The long-awaited latest film from Argentine director Lucrecia Martel (The Headless Woman, La Ciénega) opens this week at the Northwest Film Forum. It’s set sometime in the late 18th Century, in an unnamed Spanish colony in South America. Daniel Giménez Cacho plays Diego de Zama, an American-born magistrate who very much wants to get away, back to his family (from whom he hasn’t heard, as the film begins, in 14 months), or transferred out of the ramshackle outpost he’s assigned to and into something resembling a city. Zama though will be frustrated at every turn, and the film is a chronicle of his long, slow disintegration as he is ignored, confounded, ridiculed and betrayed by his fellow colonists and swallowed up whole by the flora, fauna, and pestilence of the land he’s invaded and so disdains. Early in the film, Zama is told by a child suffering from cholera that he is a god, born old but fated to never die. His progress, such as it is, recalls other descents into the wilderness, Jim Jarmusch’s Dead Man, Joesph Conrad’s Heart of Darkness, Lisandro Alonso’s Jauja, and so on, with the notable exception that for the majority of the film, Zama actually doesn’t journey anywhere, at least not spatially.

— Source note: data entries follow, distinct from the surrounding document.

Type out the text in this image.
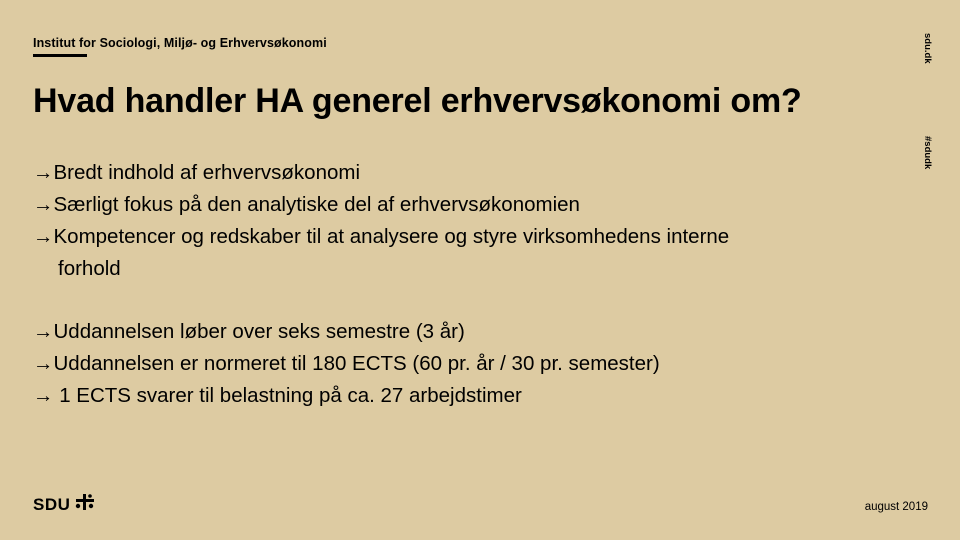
Institut for Sociologi, Miljø- og Erhvervsøkonomi	sdu.dk
#sdudk
Hvad handler HA generel erhvervsøkonomi om?
→Bredt indhold af erhvervsøkonomi
→Særligt fokus på den analytiske del af erhvervsøkonomien
→Kompetencer og redskaber til at analysere og styre virksomhedens interne
forhold
→Uddannelsen løber over seks semestre (3 år)
→Uddannelsen er normeret til 180 ECTS (60 pr. år / 30 pr. semester)
→ 1 ECTS svarer til belastning på ca. 27 arbejdstimer
SDU	august 2019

Based on a novel by Antonio di Benedetto, which I own but have not read, Zama is a slippery film: half allegory, half deadpan comedy, half realist fever dream. Giménez Cacho drifts through the film to the sounds of mid-century Brazilian guitar duo Los Indios Tabajaras (whose “Always In My Heart” you can also hear in Wong Kar-wai’s Days of Being Wild, a very different kind of film about a very different kind of jungle, that nonetheless shares Zama’s sense of aimless alienation). His Zama never seems to understand what is happening to him or why, he’s only apparently motivated by the desire to leave, or, alternately, the lust for women (only to be satisfied, if at all, off-screen). He is a magistrate, but from what we see not a very good one. He attempts to romance a fellow official’s wife, but is endlessly rebuffed. He tries to defend the young girls at his inn from a thief who may not have been uninvited. Time passes by while his entreaties to the governor for a transfer are endlessly delayed. Martel gives us no real markers for the passage of time, outside of Giménez Cacho’s physical deterioration. His physical state matches that of his surroundings: out of favor with the government he is evicted, and holed up in a hovel (that may be haunted) he contracts a fever. Or maybe he’s had it all along, or maybe he hasn’t ever really been there: he seems to have an extraordinary talent for not being noticed—even the servants can’t seem to remember his name.

Eventually, Zama makes it out of town, but not in the direction he’d hoped to be going. He joins a party searching for the notorious fugitive Vicuña Porto, a man held responsible for pretty much every crime in the area, fictional or not. The name has followed Zama from the beginning, not unlike the llama that stalks behind him during a meeting with the governor, the sounds and images of wildlife ever-present, even in the heart of the colonial community. On their journey, the men, of course, run afoul of the native population, who act mysteriously (one group wears masks, the other paints themselves orange and forcibly paint the Spaniards as well), but not with any kind of special hostility. Throughout the film, the natives, free and enslaved, linger in the background, as workers and servants, eying the colonists but rarely interacting with them. They are, like the environment itself, the force of otherness that torments Zama just as much as the other colonists. There’s no escape into nature for him, nor to the city. No chance for assimilation, either among the Spanish, or among the natives. He is doomed to in-betweenness: neither European nor America, urban or rural, civilized or wild, alive or dead.